Jacqueline German, Civil Action No. 5:19-cv-1975-CMC

Plaintiff, vs. OPINION AND ORDER

Andrew Saul, Commissioner of Social Security Administration, Defendant.

Through this action, Plaintiff seeks judicial review of the final decision of the Commissioner of Social Security denying her claim for Disability Insurance Benefits (“DIB”). Plaintiff appealed pursuant to 42 U.S.C. § 405(g). The matter is currently before the court for review of the Report and Recommendation (“Report”) of Magistrate Judge Kaymani D. West, made in accordance with 28 U.S.C. § 636(b)(1)(B) and Local Rules 73.02(b)(2)(a) and 83.VII.02, et seq., D.S.C. The Report, filed September 3, 2020, recommends the decision of the Commissioner be affirmed. ECF No. 22. On September 15, 2020, Plaintiff filed objections to the Report. ECF No. 24. On September 17, 2020, the Commissioner filed a response to Plaintiff’s objections. ECF No. 27. For the reasons stated below, the court declines to adopt the Report, reverses the decision of the Commissioner, and remands the case for further administrative proceedings pursuant to Sentence Four of 42 U.S.C. § 405(g). Standard The Magistrate Judge makes only a recommendation to this court. The recommendation has no presumptive weight, and the responsibility to make a final determination remains with the court. Mathews v. Weber, 423 U.S. 261 (1976). The court is charged with making a de novo determination of those portions of the Report to which specific objection is made, and the court may accept, reject, or modify, in whole or in part, the recommendation of the Magistrate Judge, or recommit the matter to the Magistrate Judge with instructions. 28 U.S.C. § 636(b)(1). The court reviews only for clear error in the absence of an objection. See Diamond v. Colonial Life &

Accident Ins. Co., 416 F.3d 310, 315 (4th Cir. 2005) (stating that “in the absence of a timely filed objection, a district court need not conduct a de novo review, but instead must ‘only satisfy itself that there is no clear error on the face of the record in order to accept the recommendation.’”) (quoting Fed. R. Civ. P. 72 advisory committee’s note). The role of the federal judiciary in the administrative scheme established by the Social Security Act is a limited one. Section 205(g) of the Act provides, “[t]he findings of the Secretary as to any fact, if supported by substantial evidence, shall be conclusive . . . .”1 42 U.S.C. § 405(g). The court must uphold the Commissioner’s decision as long as it was supported by substantial evidence and reached through the application of the correct legal standard. Johnson v. Barnhart,

434 F.3d 650 (4th Cir. 2005). This standard precludes a de novo review of the factual circumstances that substitutes the court’s findings for those of the Commissioner. Vitek v. Finch, 438 F.2d 1157 (4th Cir. 1971). “From this it does not follow, however, that the findings of the

1 “Substantial evidence has been defined innumerable times as more than a scintilla, but less than a preponderance.” Thomas v. Celebrezze, 331 F.2d 541, 543 (4th Cir. 1964). “It means – and it means only – such relevant evidence as a reasonable mind might accept as adequate to support a conclusion.” Biestek v. Berryhill, 578 U.S. __, 139 S. Ct. 1148, 1154 (2019). 2 administrative agency are to be mechanically accepted. The statutorily granted right of review contemplates more than an uncritical rubber stamping of the administrative action.” Flack v. Cohen, 413 F.2d 278, 279 (4th Cir. 1969). “[T]he courts must not abdicate their responsibility to give careful scrutiny to the whole record to assure that there is a sound foundation for the [Commissioner’s] findings, and that his conclusion is rational.” Vitek, 438 F.2d at 1157-58.

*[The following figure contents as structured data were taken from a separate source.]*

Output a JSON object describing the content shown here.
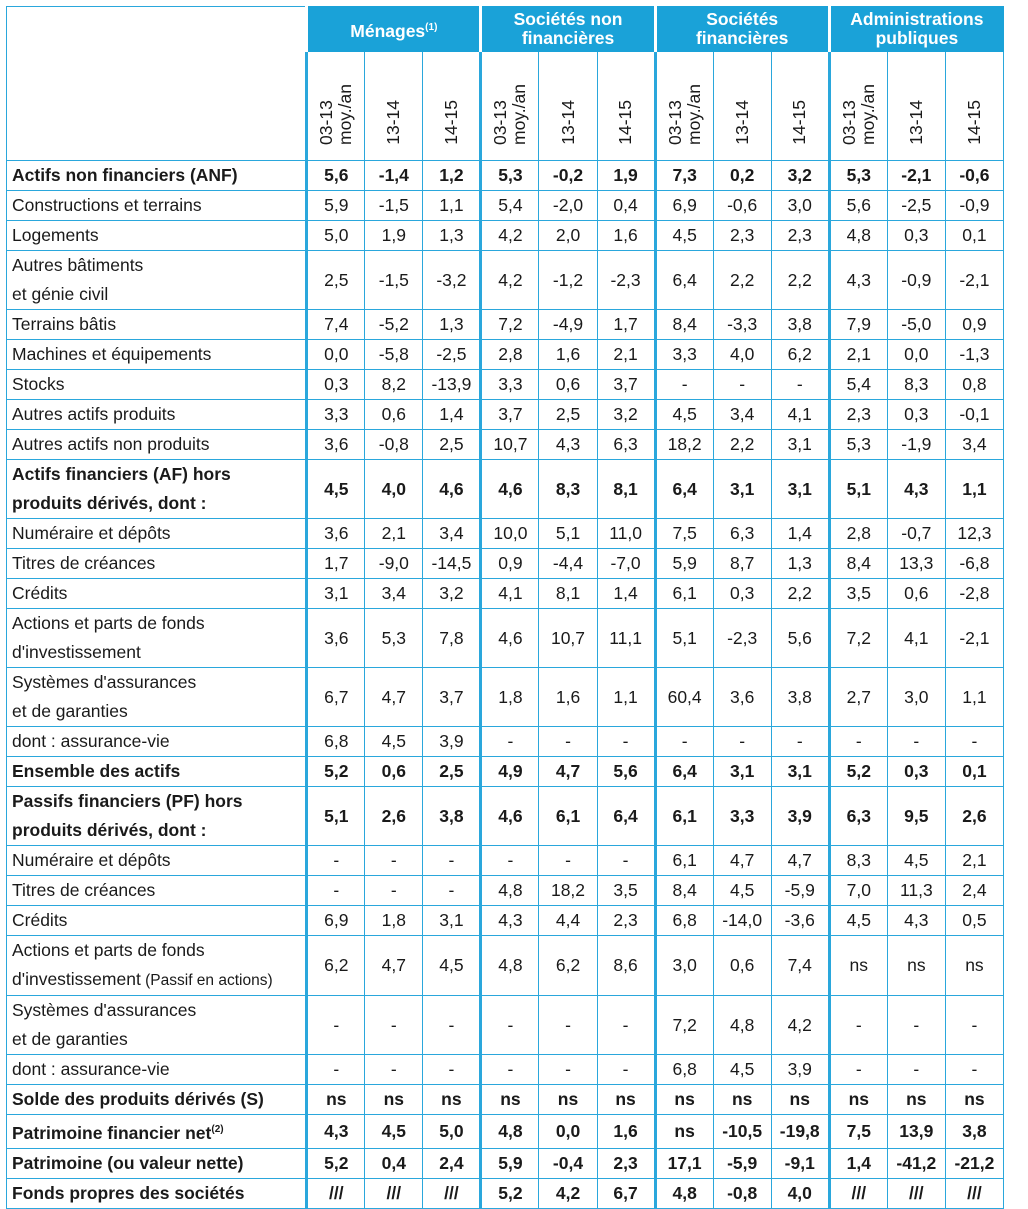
{
  "groups": [
    {
      "label": "Ménages",
      "sup": "(1)"
    },
    {
      "label": "Sociétés non financières",
      "sup": ""
    },
    {
      "label": "Sociétés financières",
      "sup": ""
    },
    {
      "label": "Administrations publiques",
      "sup": ""
    }
  ],
  "subcolumns": [
    "03-13\nmoy./an",
    "13-14",
    "14-15"
  ],
  "rows": [
    {
      "label": "Actifs non financiers (ANF)",
      "bold": true,
      "values": [
        "5,6",
        "-1,4",
        "1,2",
        "5,3",
        "-0,2",
        "1,9",
        "7,3",
        "0,2",
        "3,2",
        "5,3",
        "-2,1",
        "-0,6"
      ]
    },
    {
      "label": "Constructions et terrains",
      "bold": false,
      "values": [
        "5,9",
        "-1,5",
        "1,1",
        "5,4",
        "-2,0",
        "0,4",
        "6,9",
        "-0,6",
        "3,0",
        "5,6",
        "-2,5",
        "-0,9"
      ]
    },
    {
      "label": "Logements",
      "bold": false,
      "values": [
        "5,0",
        "1,9",
        "1,3",
        "4,2",
        "2,0",
        "1,6",
        "4,5",
        "2,3",
        "2,3",
        "4,8",
        "0,3",
        "0,1"
      ]
    },
    {
      "label": "Autres bâtiments\net génie civil",
      "bold": false,
      "values": [
        "2,5",
        "-1,5",
        "-3,2",
        "4,2",
        "-1,2",
        "-2,3",
        "6,4",
        "2,2",
        "2,2",
        "4,3",
        "-0,9",
        "-2,1"
      ]
    },
    {
      "label": "Terrains bâtis",
      "bold": false,
      "values": [
        "7,4",
        "-5,2",
        "1,3",
        "7,2",
        "-4,9",
        "1,7",
        "8,4",
        "-3,3",
        "3,8",
        "7,9",
        "-5,0",
        "0,9"
      ]
    },
    {
      "label": "Machines et équipements",
      "bold": false,
      "values": [
        "0,0",
        "-5,8",
        "-2,5",
        "2,8",
        "1,6",
        "2,1",
        "3,3",
        "4,0",
        "6,2",
        "2,1",
        "0,0",
        "-1,3"
      ]
    },
    {
      "label": "Stocks",
      "bold": false,
      "values": [
        "0,3",
        "8,2",
        "-13,9",
        "3,3",
        "0,6",
        "3,7",
        "-",
        "-",
        "-",
        "5,4",
        "8,3",
        "0,8"
      ]
    },
    {
      "label": "Autres actifs produits",
      "bold": false,
      "values": [
        "3,3",
        "0,6",
        "1,4",
        "3,7",
        "2,5",
        "3,2",
        "4,5",
        "3,4",
        "4,1",
        "2,3",
        "0,3",
        "-0,1"
      ]
    },
    {
      "label": "Autres actifs non produits",
      "bold": false,
      "values": [
        "3,6",
        "-0,8",
        "2,5",
        "10,7",
        "4,3",
        "6,3",
        "18,2",
        "2,2",
        "3,1",
        "5,3",
        "-1,9",
        "3,4"
      ]
    },
    {
      "label": "Actifs financiers (AF) hors\nproduits dérivés, dont :",
      "bold": true,
      "values": [
        "4,5",
        "4,0",
        "4,6",
        "4,6",
        "8,3",
        "8,1",
        "6,4",
        "3,1",
        "3,1",
        "5,1",
        "4,3",
        "1,1"
      ]
    },
    {
      "label": "Numéraire et dépôts",
      "bold": false,
      "values": [
        "3,6",
        "2,1",
        "3,4",
        "10,0",
        "5,1",
        "11,0",
        "7,5",
        "6,3",
        "1,4",
        "2,8",
        "-0,7",
        "12,3"
      ]
    },
    {
      "label": "Titres de créances",
      "bold": false,
      "values": [
        "1,7",
        "-9,0",
        "-14,5",
        "0,9",
        "-4,4",
        "-7,0",
        "5,9",
        "8,7",
        "1,3",
        "8,4",
        "13,3",
        "-6,8"
      ]
    },
    {
      "label": "Crédits",
      "bold": false,
      "values": [
        "3,1",
        "3,4",
        "3,2",
        "4,1",
        "8,1",
        "1,4",
        "6,1",
        "0,3",
        "2,2",
        "3,5",
        "0,6",
        "-2,8"
      ]
    },
    {
      "label": "Actions et parts de fonds\nd'investissement",
      "bold": false,
      "values": [
        "3,6",
        "5,3",
        "7,8",
        "4,6",
        "10,7",
        "11,1",
        "5,1",
        "-2,3",
        "5,6",
        "7,2",
        "4,1",
        "-2,1"
      ]
    },
    {
      "label": "Systèmes d'assurances\net de garanties",
      "bold": false,
      "values": [
        "6,7",
        "4,7",
        "3,7",
        "1,8",
        "1,6",
        "1,1",
        "60,4",
        "3,6",
        "3,8",
        "2,7",
        "3,0",
        "1,1"
      ]
    },
    {
      "label": "dont : assurance-vie",
      "bold": false,
      "values": [
        "6,8",
        "4,5",
        "3,9",
        "-",
        "-",
        "-",
        "-",
        "-",
        "-",
        "-",
        "-",
        "-"
      ]
    },
    {
      "label": "Ensemble des actifs",
      "bold": true,
      "values": [
        "5,2",
        "0,6",
        "2,5",
        "4,9",
        "4,7",
        "5,6",
        "6,4",
        "3,1",
        "3,1",
        "5,2",
        "0,3",
        "0,1"
      ]
    },
    {
      "label": "Passifs financiers (PF) hors\nproduits dérivés, dont :",
      "bold": true,
      "values": [
        "5,1",
        "2,6",
        "3,8",
        "4,6",
        "6,1",
        "6,4",
        "6,1",
        "3,3",
        "3,9",
        "6,3",
        "9,5",
        "2,6"
      ]
    },
    {
      "label": "Numéraire et dépôts",
      "bold": false,
      "values": [
        "-",
        "-",
        "-",
        "-",
        "-",
        "-",
        "6,1",
        "4,7",
        "4,7",
        "8,3",
        "4,5",
        "2,1"
      ]
    },
    {
      "label": "Titres de créances",
      "bold": false,
      "values": [
        "-",
        "-",
        "-",
        "4,8",
        "18,2",
        "3,5",
        "8,4",
        "4,5",
        "-5,9",
        "7,0",
        "11,3",
        "2,4"
      ]
    },
    {
      "label": "Crédits",
      "bold": false,
      "values": [
        "6,9",
        "1,8",
        "3,1",
        "4,3",
        "4,4",
        "2,3",
        "6,8",
        "-14,0",
        "-3,6",
        "4,5",
        "4,3",
        "0,5"
      ]
    },
    {
      "label": "Actions et parts de fonds\nd'investissement",
      "label_suffix": " (Passif en actions)",
      "bold": false,
      "values": [
        "6,2",
        "4,7",
        "4,5",
        "4,8",
        "6,2",
        "8,6",
        "3,0",
        "0,6",
        "7,4",
        "ns",
        "ns",
        "ns"
      ]
    },
    {
      "label": "Systèmes d'assurances\net de garanties",
      "bold": false,
      "values": [
        "-",
        "-",
        "-",
        "-",
        "-",
        "-",
        "7,2",
        "4,8",
        "4,2",
        "-",
        "-",
        "-"
      ]
    },
    {
      "label": "dont : assurance-vie",
      "bold": false,
      "values": [
        "-",
        "-",
        "-",
        "-",
        "-",
        "-",
        "6,8",
        "4,5",
        "3,9",
        "-",
        "-",
        "-"
      ]
    },
    {
      "label": "Solde des produits dérivés (S)",
      "bold": true,
      "values": [
        "ns",
        "ns",
        "ns",
        "ns",
        "ns",
        "ns",
        "ns",
        "ns",
        "ns",
        "ns",
        "ns",
        "ns"
      ]
    },
    {
      "label": "Patrimoine financier net",
      "label_sup": "(2)",
      "bold": true,
      "values": [
        "4,3",
        "4,5",
        "5,0",
        "4,8",
        "0,0",
        "1,6",
        "ns",
        "-10,5",
        "-19,8",
        "7,5",
        "13,9",
        "3,8"
      ]
    },
    {
      "label": "Patrimoine (ou valeur nette)",
      "bold": true,
      "values": [
        "5,2",
        "0,4",
        "2,4",
        "5,9",
        "-0,4",
        "2,3",
        "17,1",
        "-5,9",
        "-9,1",
        "1,4",
        "-41,2",
        "-21,2"
      ]
    },
    {
      "label": "Fonds propres des sociétés",
      "bold": true,
      "values": [
        "///",
        "///",
        "///",
        "5,2",
        "4,2",
        "6,7",
        "4,8",
        "-0,8",
        "4,0",
        "///",
        "///",
        "///"
      ]
    }
  ],
  "colors": {
    "accent": "#1aa2d8",
    "border": "#2aa7dc"
  }
}
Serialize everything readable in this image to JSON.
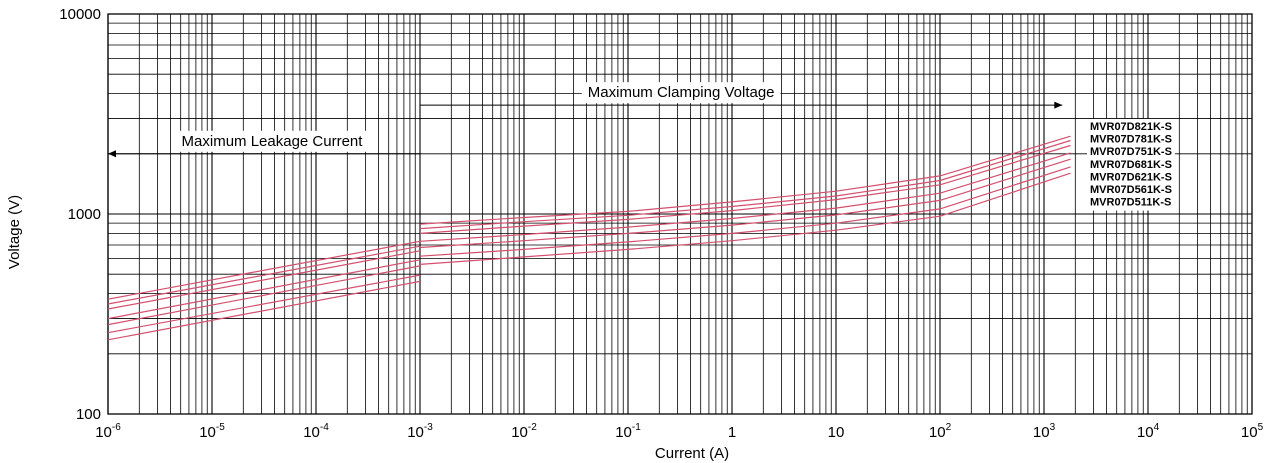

However, the court does not “reweigh conflicting evidence, make credibility determinations, or substitute [its] judgment for that of the ALJ.” Johnson, 434 F.3d at 653. “Where conflicting evidence allows reasonable minds to differ as to whether a claimant is disabled, the responsibility for that decision falls on the ALJ.” Id. Background Plaintiff applied for DIB on February 3, 2015, alleging disability as of May 11, 2011, with an amended alleged onset date of January 7, 2013, due to neck and back problems after a fall, and back surgery. R2. at 269. Plaintiff’s application was denied initially and upon reconsideration. On March 13, 2018, a hearing was held before an Administrative Law Judge (“ALJ”), who denied

Plaintiff’s claim on August 8, 2018. Plaintiff requested review by the Appeals Council, which was denied, making the ALJ’s decision the final decision of the Commissioner. Plaintiff filed this action July 16, 2019. ECF No. 1.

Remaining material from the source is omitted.